Sea Org members lived simply. Hubbard’s word is “monastic.” When I imagined where they slept, what came to mind was a dreadful combination of catacombs and a college dorm. When people joined, they accepted, along with everything else, that their weekly salary would be based on their Org’s overall stats, which meant that they might not be paid at all. Although hadn’t I joined the Center under a similar financial arrangement? Jessica had been persuasive: We were near Rodeo Drive! We’d attract upstats! The stats would eventually be up too, and so would my salary.
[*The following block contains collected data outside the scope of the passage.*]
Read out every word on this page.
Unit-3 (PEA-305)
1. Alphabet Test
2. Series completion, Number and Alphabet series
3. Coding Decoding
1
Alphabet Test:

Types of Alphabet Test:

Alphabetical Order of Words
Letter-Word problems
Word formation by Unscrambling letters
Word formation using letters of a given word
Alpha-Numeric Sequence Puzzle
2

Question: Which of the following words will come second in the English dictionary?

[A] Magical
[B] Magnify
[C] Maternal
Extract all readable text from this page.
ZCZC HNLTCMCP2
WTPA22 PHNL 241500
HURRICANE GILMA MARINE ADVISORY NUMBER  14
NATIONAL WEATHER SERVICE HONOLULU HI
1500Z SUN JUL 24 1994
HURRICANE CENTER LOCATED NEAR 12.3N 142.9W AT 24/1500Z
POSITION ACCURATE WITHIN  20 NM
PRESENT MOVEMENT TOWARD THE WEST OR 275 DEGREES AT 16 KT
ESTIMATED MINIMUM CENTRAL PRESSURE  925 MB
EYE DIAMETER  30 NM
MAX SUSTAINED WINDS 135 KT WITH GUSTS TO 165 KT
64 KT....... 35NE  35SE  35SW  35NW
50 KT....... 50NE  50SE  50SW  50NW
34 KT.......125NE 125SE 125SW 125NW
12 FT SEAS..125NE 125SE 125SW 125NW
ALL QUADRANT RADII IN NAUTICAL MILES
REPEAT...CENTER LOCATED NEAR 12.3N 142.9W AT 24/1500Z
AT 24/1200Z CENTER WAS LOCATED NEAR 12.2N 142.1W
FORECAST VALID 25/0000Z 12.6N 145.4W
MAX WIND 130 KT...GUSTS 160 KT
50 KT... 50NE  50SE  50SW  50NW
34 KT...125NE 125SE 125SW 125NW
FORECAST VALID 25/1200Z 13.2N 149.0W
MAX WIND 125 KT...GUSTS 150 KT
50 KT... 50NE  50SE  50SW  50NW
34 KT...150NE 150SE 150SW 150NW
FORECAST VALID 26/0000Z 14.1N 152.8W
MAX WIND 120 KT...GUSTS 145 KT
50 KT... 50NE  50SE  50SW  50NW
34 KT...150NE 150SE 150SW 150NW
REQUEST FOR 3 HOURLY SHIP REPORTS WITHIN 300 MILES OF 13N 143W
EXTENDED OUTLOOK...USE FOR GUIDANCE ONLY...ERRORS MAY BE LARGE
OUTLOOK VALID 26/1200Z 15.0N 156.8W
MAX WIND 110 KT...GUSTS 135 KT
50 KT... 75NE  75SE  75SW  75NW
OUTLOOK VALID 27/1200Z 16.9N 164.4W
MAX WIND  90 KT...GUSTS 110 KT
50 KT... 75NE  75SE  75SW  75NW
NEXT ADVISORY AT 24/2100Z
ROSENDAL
As I gazed up and down L. Ron Hubbard Way, fretting about Skip, I thought about an encounter a few weeks previous, when Skye and I were out to dinner at a nearby Mexican restaurant. As we were being led to our booth, we passed a couple sitting very close together at a small table. Before them was a single wide-rimmed margarita glass with two straws. Also before them was a paperback. They recognized Skye, and as he paused to speak with them, I realized they were sharing that margarita. They turned the book over as we chatted; on its lurid and shiny cover, a humanoid held two blasting lasers. It was Battlefield Earth, the first volume of Hubbard’s sci-fi series. I’d been told that in these volumes LRH outlined the history of the planet according to him, that they hinted at the confidential materials one could learn only at the upper levels of the Bridge (something about past lives and intergalactic wars that led to humans being imprisoned on the penal colony known as Earth). I hadn’t read the book. I had no interest in reading it. One didn’t waste time on sci-fi; it wasn’t literary. Also I didn’t want to know about the supposed history of the religion—which I wondered, even then, if Hubbard had simply invented, as an author does a story.